By JASON COX
Of the Keizertimes
Many Keizer families with children in school are eligible for a bargain on Internet service through Comcast.
The program allows households with at least one child eligible for free lunches through the National School Lunch Program to sign up for Internet service for $9.99 per month, and purchase a subsidized computer for $150. The firm’s services are sometimes branded under the name Xfinity.
Statistics from the 2010-11 school year show nearly 46 percent of students in Keizer schools are eligible for a free lunch through the USDA-sponsored program. A family of four can make no more than $29,996 annually to qualify.
“This is our part in trying to bridge the digital divide,” said Tim Goodman, government affairs manager for Comcast in Oregon and southwest Washington.
The offer came as a condition of the media mega-firm’s merger with NBC Universal, The Federal Communications Commission required that Comcast – the nation’s largest Internet and cable television service provider – to offer virtually exactly what’s in the Internet Essentials deal: High-speed Internet for less than $10 per month and subsidized computers below $150 to 2.5 million households. The FCC also mandated the firm expand its networks to about 400,000 more homes.
Studies have made clear a trend increasingly known as the “digital divide.” A Pew Research study from 2010 showed 87 percent of households with income higher than $75,000 per year have broadband internet access at home, compared with just 40 percent for homes making less than $30,000.
The gap is also apparent when it comes to technology ownership: Nearly 80 percent of households making more than $75,000 have desktop computers, and a similar percentage have laptop computers. Of those less well-off, only 55 percent have desktop computers and 47 percent own laptops.
Students routinely make use of technology within Salem-Keizer Schools, but learning can’t stop there, said Salaam Noor, assistant superintendent.
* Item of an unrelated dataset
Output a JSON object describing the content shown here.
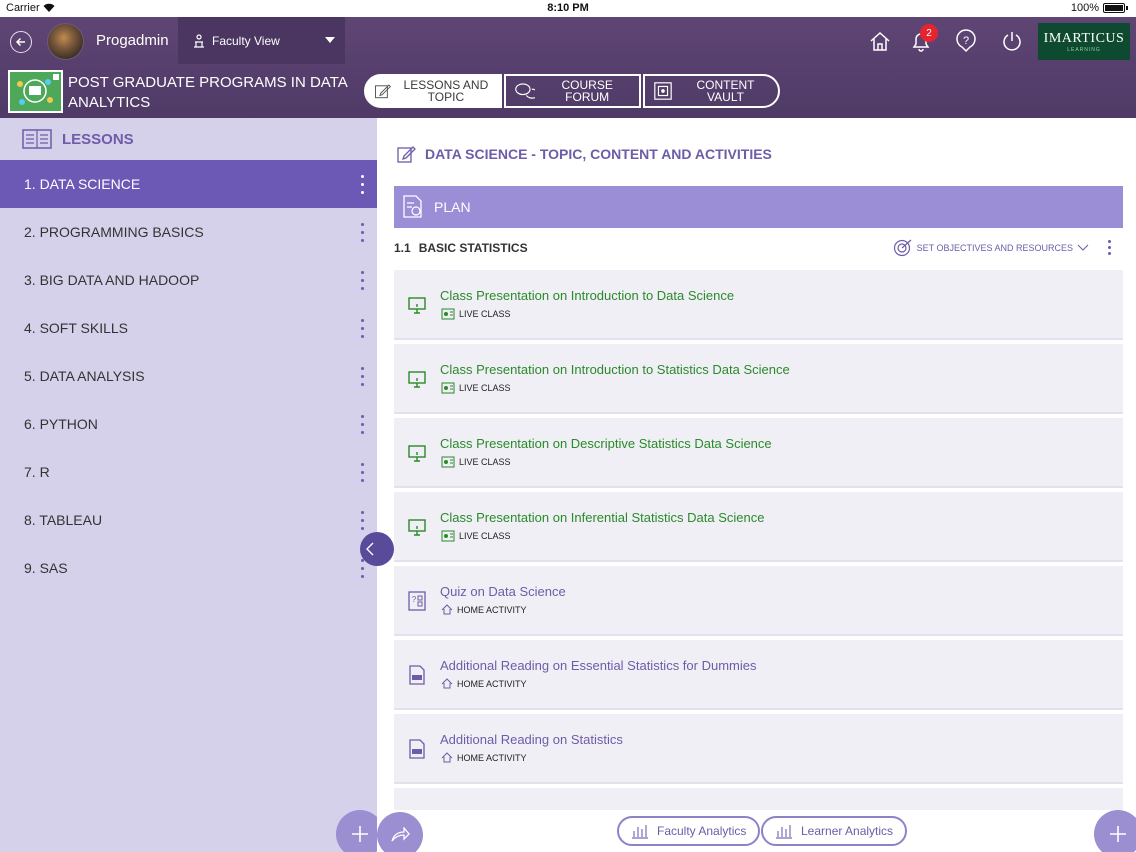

He said the sharply disproportionate access to learning resources online challenges the notion that each student should have equal opportunities to learn.
“As a district we really have a high percentage of poverty, so we think about it from an equity point of view as well, to have a level playing field for all students,” Noor said.
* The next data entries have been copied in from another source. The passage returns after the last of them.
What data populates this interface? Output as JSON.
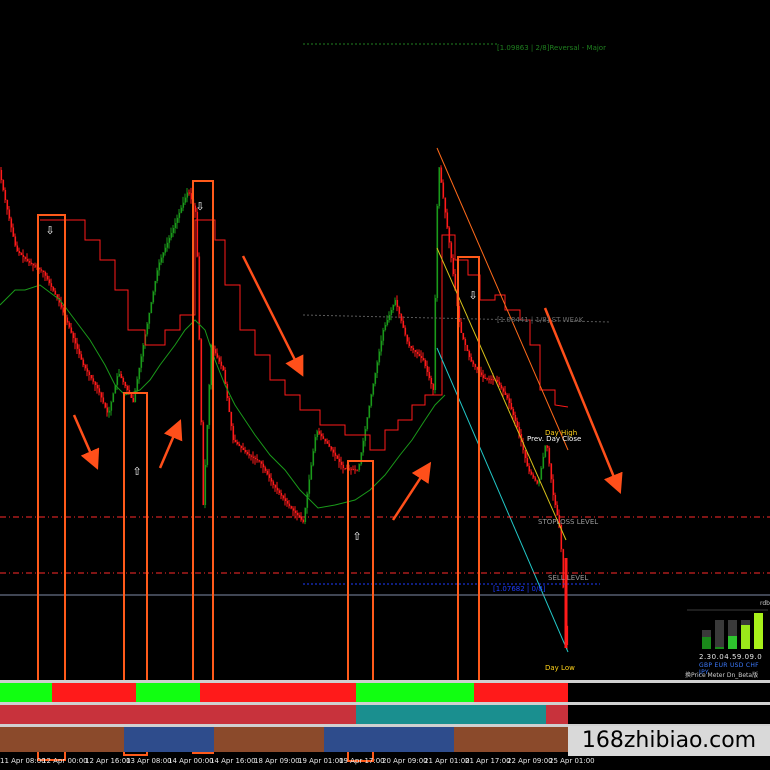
{
  "chart_data": {
    "type": "candlestick",
    "instrument_labels": {
      "reversal_major": "[1.09863 | 2/8]Reversal - Major",
      "weak": "[1.08441 | 1/8] ST WEAK",
      "stoploss": "STOPLOSS LEVEL",
      "sell": "SELL LEVEL",
      "day_high": "Day High",
      "prev_day_close": "Prev. Day Close",
      "day_low": "Day Low",
      "blue_level": "[1.07682 | 0/8]"
    },
    "x_ticks": [
      "11 Apr 08:00",
      "12 Apr 00:00",
      "12 Apr 16:00",
      "13 Apr 08:00",
      "14 Apr 00:00",
      "14 Apr 16:00",
      "18 Apr 09:00",
      "19 Apr 01:00",
      "19 Apr 17:00",
      "20 Apr 09:00",
      "21 Apr 01:00",
      "21 Apr 17:00",
      "22 Apr 09:00",
      "25 Apr 01:00"
    ],
    "price_meter": {
      "header": "rdb",
      "values": "2.30.04.59.09.0",
      "currencies": "GBP EUR USD CHF JPY",
      "caption": "换Price Meter Dn_Beta版"
    },
    "watermark": "168zhibiao.com",
    "colors": {
      "bull": "#1a9a1a",
      "bear": "#ff1a1a",
      "box": "#ff5a1a",
      "arrow": "#ff4f1a",
      "level": "#ff2a2a"
    }
  }
}
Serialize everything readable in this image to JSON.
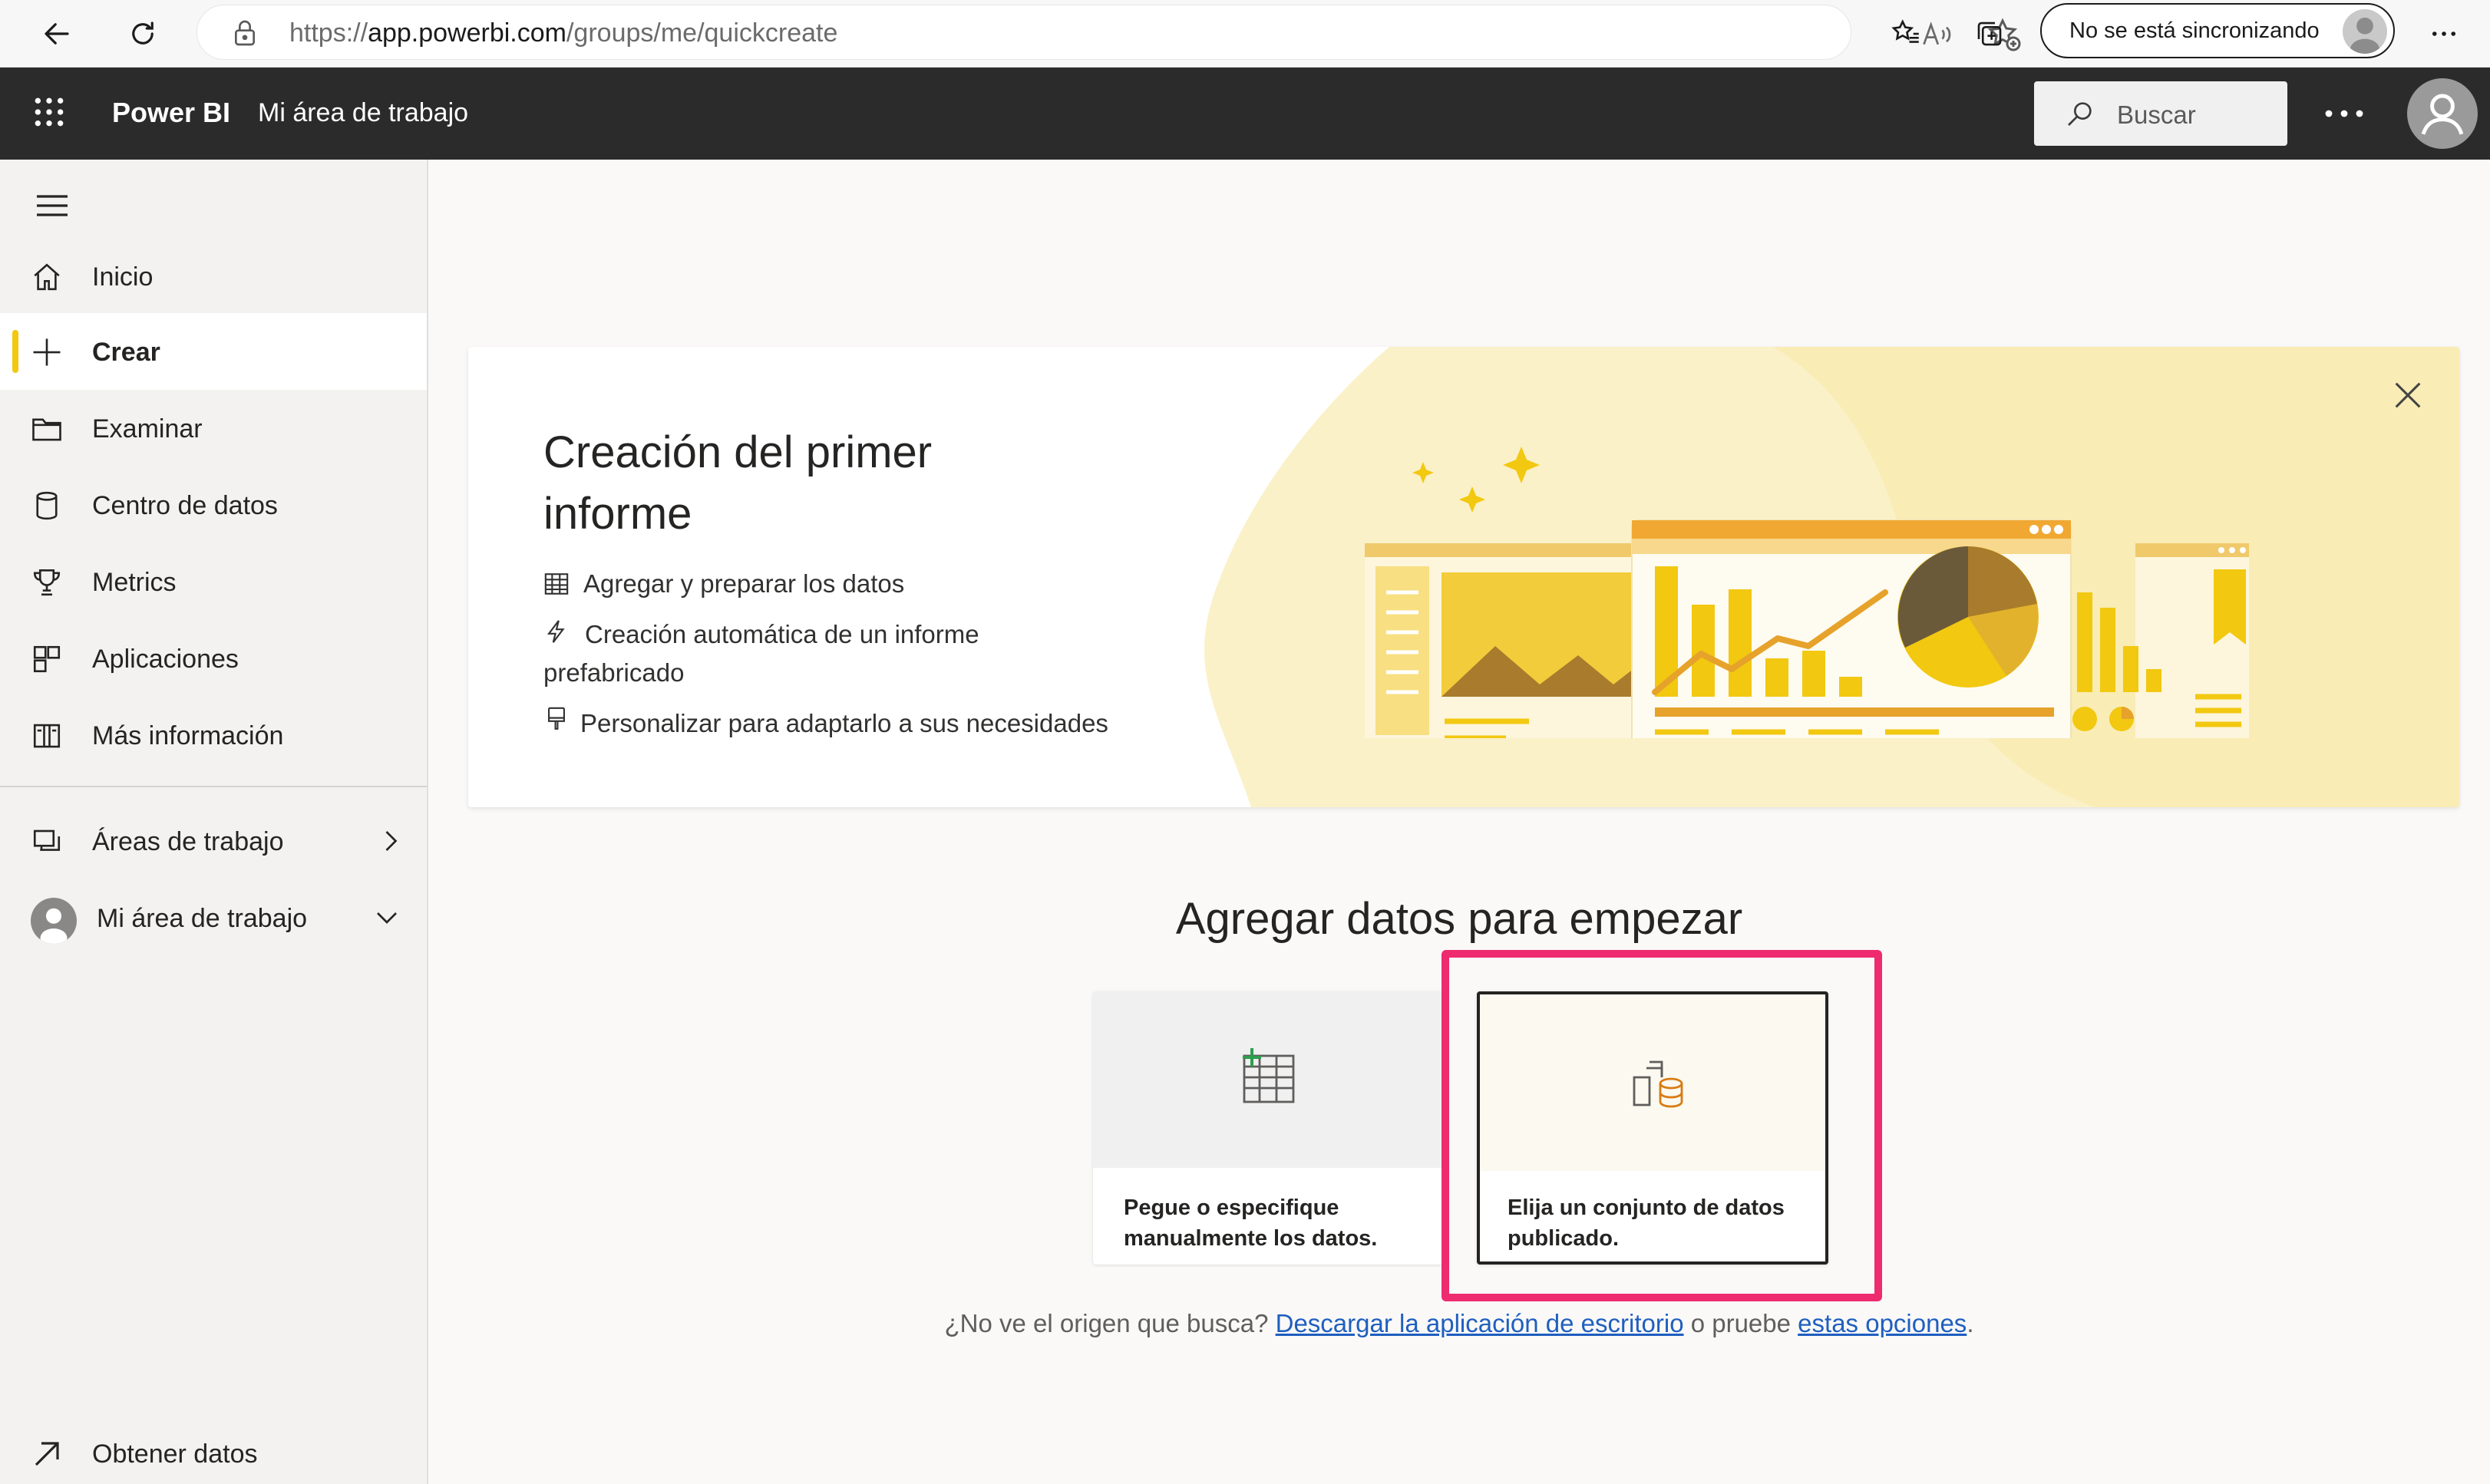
{
  "browser": {
    "url_prefix": "https://",
    "url_host": "app.powerbi.com",
    "url_path": "/groups/me/quickcreate",
    "sync_label": "No se está sincronizando"
  },
  "header": {
    "brand": "Power BI",
    "workspace": "Mi área de trabajo",
    "search_label": "Buscar"
  },
  "sidebar": {
    "items": [
      {
        "label": "Inicio",
        "icon": "home-icon"
      },
      {
        "label": "Crear",
        "icon": "plus-icon",
        "active": true
      },
      {
        "label": "Examinar",
        "icon": "folder-icon"
      },
      {
        "label": "Centro de datos",
        "icon": "database-icon"
      },
      {
        "label": "Metrics",
        "icon": "trophy-icon"
      },
      {
        "label": "Aplicaciones",
        "icon": "apps-icon"
      },
      {
        "label": "Más información",
        "icon": "book-icon"
      }
    ],
    "workspaces_label": "Áreas de trabajo",
    "my_workspace_label": "Mi área de trabajo",
    "get_data_label": "Obtener datos"
  },
  "banner": {
    "title": "Creación del primer informe",
    "features": [
      {
        "text": "Agregar y preparar los datos",
        "icon": "table-icon"
      },
      {
        "text": "Creación automática de un informe prefabricado",
        "icon": "lightning-icon"
      },
      {
        "text": "Personalizar para adaptarlo a sus necesidades",
        "icon": "paintbrush-icon"
      }
    ]
  },
  "main": {
    "section_title": "Agregar datos para empezar",
    "cards": [
      {
        "label": "Pegue o especifique manualmente los datos.",
        "icon": "table-add-icon"
      },
      {
        "label": "Elija un conjunto de datos publicado.",
        "icon": "dataset-icon",
        "selected": true
      }
    ],
    "footer": {
      "prefix": "¿No ve el origen que busca?",
      "link1": "Descargar la aplicación de escritorio",
      "middle": "o pruebe",
      "link2": "estas opciones",
      "suffix": "."
    }
  },
  "colors": {
    "header_bg": "#2b2b2b",
    "accent_yellow": "#f2c811",
    "highlight_pink": "#ee2b6f",
    "link_blue": "#1f5fbf"
  }
}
Noor said students at all levels can access online resources to help with routine schoolwork, and having internet access at home helps facilitate learning beyond school walls. He added that access becomes even more important as reports and other projects demand more time from students outside of school hours.
“When they do more extensive reports and gather a lot of information, do analysis and interpretation and writing, if the student doesn’t have access to technology at home it really limits their ability, in my opinion, to continue that learning,” Noor said.